Baumgraben Riem Aufgrabung2005 800x600kUntersuchung in einem durchgehenden Baumgraben nach Münchner Standard (ZTV-Vegtra-Mü, 2018) zeigt nach ca. 5 Jahren eine optimale Durchwurzelung. (Foto: Leander Wilhelm, München)Grundsätzlich müssen die Baumpflanzungen mit großräumigen Gruben, besser noch Pflanzgräben, optimiert werden, wie es die „grünen“ Regelwerke vorgeben, damit die Bäume optimale Lebensgrundlage finden und sich langfristig aus eigener Kraft mit Wasser versorgen können.
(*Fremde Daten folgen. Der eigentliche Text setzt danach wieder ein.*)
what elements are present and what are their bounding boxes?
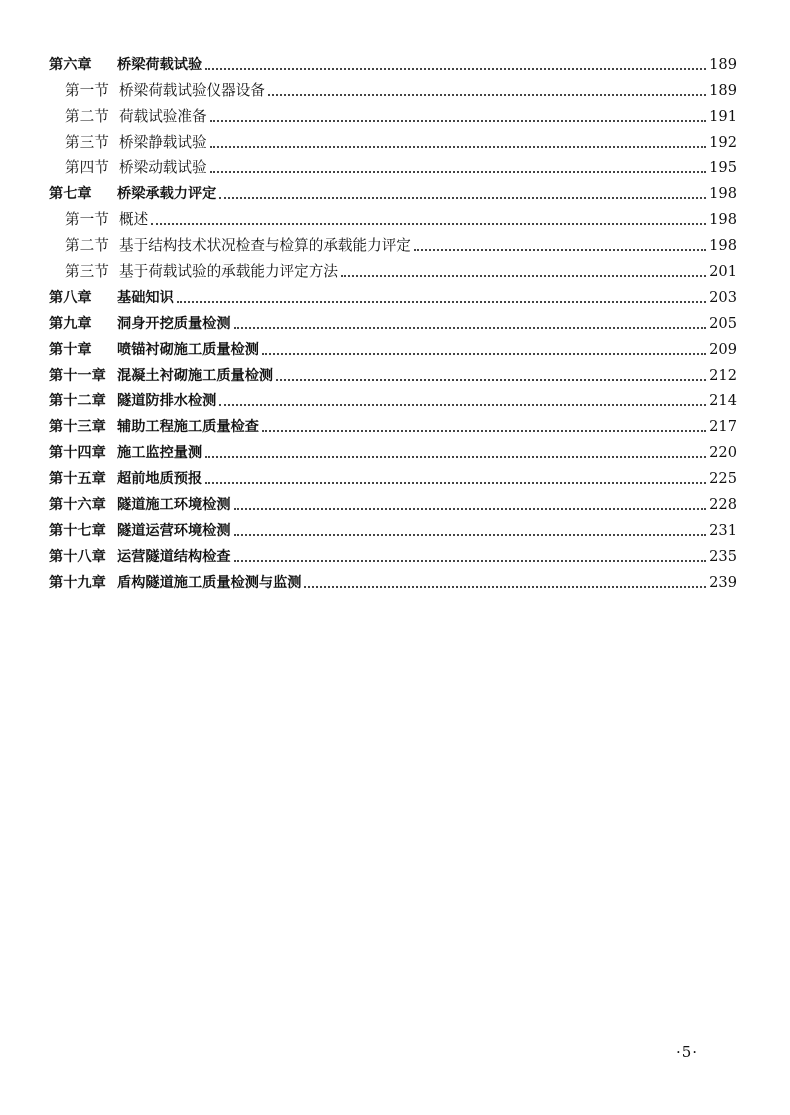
toc-entry-page: 231 — [709, 521, 737, 539]
toc-entry-title: 辅助工程施工质量检查 — [117, 419, 259, 436]
toc-entry-page: 212 — [709, 366, 737, 384]
toc-entry-number: 第八章 — [49, 289, 92, 306]
toc-chapter-entry[interactable] — [49, 177, 737, 203]
toc-entry-number: 第七章 — [49, 186, 92, 203]
dot-leader — [268, 93, 706, 96]
toc-entry-title: 隧道防排水检测 — [117, 393, 217, 410]
dot-leader — [234, 326, 707, 329]
toc-chapter-entry[interactable] — [49, 488, 737, 514]
toc-entry-page: 217 — [709, 418, 737, 436]
toc-entry-title: 洞身开挖质量检测 — [117, 315, 231, 332]
toc-entry-title: 桥梁荷载试验仪器设备 — [119, 81, 265, 99]
toc-entry-page: 192 — [709, 133, 737, 151]
toc-entry-page: 203 — [709, 288, 737, 306]
toc-entry-page: 205 — [709, 314, 737, 332]
toc-entry-page: 225 — [709, 470, 737, 488]
dot-leader — [234, 559, 707, 562]
toc-section-entry[interactable] — [49, 152, 737, 178]
toc-entry-title: 隧道施工环境检测 — [117, 497, 231, 514]
toc-entry-title: 桥梁承载力评定 — [117, 186, 217, 203]
toc-entry-page: 228 — [709, 496, 737, 514]
toc-entry-number: 第十八章 — [49, 548, 106, 565]
toc-chapter-entry[interactable] — [49, 540, 737, 566]
toc-entry-number: 第十一章 — [49, 367, 106, 384]
toc-chapter-entry[interactable] — [49, 281, 737, 307]
toc-entry-number: 第十五章 — [49, 471, 106, 488]
toc-entry-title: 基于荷载试验的承载能力评定方法 — [119, 263, 338, 281]
dot-leader — [210, 145, 707, 148]
dot-leader — [177, 300, 706, 303]
toc-entry-number: 第一节 — [65, 211, 109, 229]
dot-leader — [414, 248, 706, 251]
toc-entry-title: 隧道运营环境检测 — [117, 522, 231, 539]
toc-section-entry[interactable] — [49, 255, 737, 281]
toc-entry-number: 第十七章 — [49, 522, 106, 539]
toc-chapter-entry[interactable] — [49, 410, 737, 436]
toc-entry-number: 第六章 — [49, 56, 92, 73]
toc-entry-number: 第二节 — [65, 237, 109, 255]
toc-entry-page: 214 — [709, 392, 737, 410]
toc-entry-page: 198 — [709, 237, 737, 255]
table-of-contents — [49, 48, 737, 592]
dot-leader — [205, 67, 706, 70]
toc-entry-page: 198 — [709, 185, 737, 203]
dot-leader — [234, 533, 707, 536]
dot-leader — [276, 378, 706, 381]
dot-leader — [219, 403, 706, 406]
toc-entry-title: 桥梁动载试验 — [119, 159, 207, 177]
toc-chapter-entry[interactable] — [49, 333, 737, 359]
toc-entry-page: 209 — [709, 340, 737, 358]
toc-entry-page: 220 — [709, 444, 737, 462]
toc-chapter-entry[interactable] — [49, 566, 737, 592]
toc-entry-number: 第三节 — [65, 263, 109, 281]
page-number-footer: ·5· — [676, 1043, 699, 1061]
toc-chapter-entry[interactable] — [49, 359, 737, 385]
dot-leader — [234, 507, 707, 510]
toc-entry-number: 第十章 — [49, 341, 92, 358]
toc-entry-title: 运营隧道结构检查 — [117, 548, 231, 565]
dot-leader — [262, 429, 706, 432]
toc-entry-title: 概述 — [119, 211, 149, 229]
dot-leader — [205, 481, 706, 484]
toc-entry-page: 235 — [709, 547, 737, 565]
toc-entry-page: 189 — [709, 55, 737, 73]
toc-entry-title: 桥梁荷载试验 — [117, 56, 203, 73]
toc-entry-page: 195 — [709, 159, 737, 177]
toc-entry-page: 191 — [709, 107, 737, 125]
toc-entry-title: 盾构隧道施工质量检测与监测 — [117, 574, 302, 591]
toc-entry-page: 239 — [709, 573, 737, 591]
dot-leader — [205, 455, 706, 458]
toc-chapter-entry[interactable] — [49, 514, 737, 540]
toc-entry-number: 第九章 — [49, 315, 92, 332]
dot-leader — [304, 585, 706, 588]
toc-entry-title: 施工监控量测 — [117, 445, 203, 462]
dot-leader — [210, 119, 707, 122]
toc-entry-title: 混凝土衬砌施工质量检测 — [117, 367, 274, 384]
dot-leader — [341, 274, 706, 277]
toc-section-entry[interactable] — [49, 126, 737, 152]
toc-entry-number: 第二节 — [65, 107, 109, 125]
toc-chapter-entry[interactable] — [49, 48, 737, 74]
toc-entry-number: 第十六章 — [49, 497, 106, 514]
toc-entry-number: 第四节 — [65, 159, 109, 177]
toc-entry-title: 基础知识 — [117, 289, 174, 306]
dot-leader — [151, 222, 706, 225]
toc-entry-number: 第十九章 — [49, 574, 106, 591]
dot-leader — [210, 170, 707, 173]
toc-entry-page: 189 — [709, 81, 737, 99]
toc-chapter-entry[interactable] — [49, 385, 737, 411]
toc-entry-page: 198 — [709, 211, 737, 229]
toc-entry-title: 超前地质预报 — [117, 471, 203, 488]
toc-entry-title: 喷锚衬砌施工质量检测 — [117, 341, 259, 358]
toc-entry-number: 第十三章 — [49, 419, 106, 436]
toc-chapter-entry[interactable] — [49, 436, 737, 462]
toc-entry-number: 第三节 — [65, 133, 109, 151]
toc-section-entry[interactable] — [49, 229, 737, 255]
dot-leader — [262, 352, 706, 355]
toc-entry-page: 201 — [709, 263, 737, 281]
toc-entry-title: 桥梁静载试验 — [119, 133, 207, 151]
dot-leader — [219, 196, 706, 199]
toc-entry-title: 荷载试验准备 — [119, 107, 207, 125]
toc-entry-number: 第十四章 — [49, 445, 106, 462]
toc-chapter-entry[interactable] — [49, 307, 737, 333]
toc-section-entry[interactable] — [49, 74, 737, 100]
toc-entry-title: 基于结构技术状况检查与检算的承载能力评定 — [119, 237, 411, 255]
toc-entry-number: 第一节 — [65, 81, 109, 99]
toc-chapter-entry[interactable] — [49, 462, 737, 488]
toc-entry-number: 第十二章 — [49, 393, 106, 410]
toc-section-entry[interactable] — [49, 203, 737, 229]
toc-section-entry[interactable] — [49, 100, 737, 126]
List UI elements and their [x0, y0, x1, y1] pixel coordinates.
In Verbindung mit einer Erweiterung des Artenspektrums muss der städtische Baumbestand schrittweise hin zu mehr Resilienz gegenüber den zunehmenden Herausforderungen des Klimawandels ertüchtigt werden. Auf diese Weise leisten Bäume einen eigenständigen, erheblichen Beitrag zum Klimafolgenmanagement, indem sie über Transpiration und Schattenwurf dem urbanen Wärmeinseleffekt und - bei offen gestalteten Baumscheiben - der bestehenden Flächenversiegelung entgegenwirken. Baumschutz stellt letztendlich auch für die Stadtbewohner einen wesentlichen Bestandteil der Gesundheitsvorsorge dar.


Das nun herausgegebene GALK-Positionspapier hat den Titel ‚Wassersensible Straßenraumgestaltung – Versickerungsanlagen sind keine Baumstandorte‘ und wird im GALK-Internetportal zum Download bereitgestellt.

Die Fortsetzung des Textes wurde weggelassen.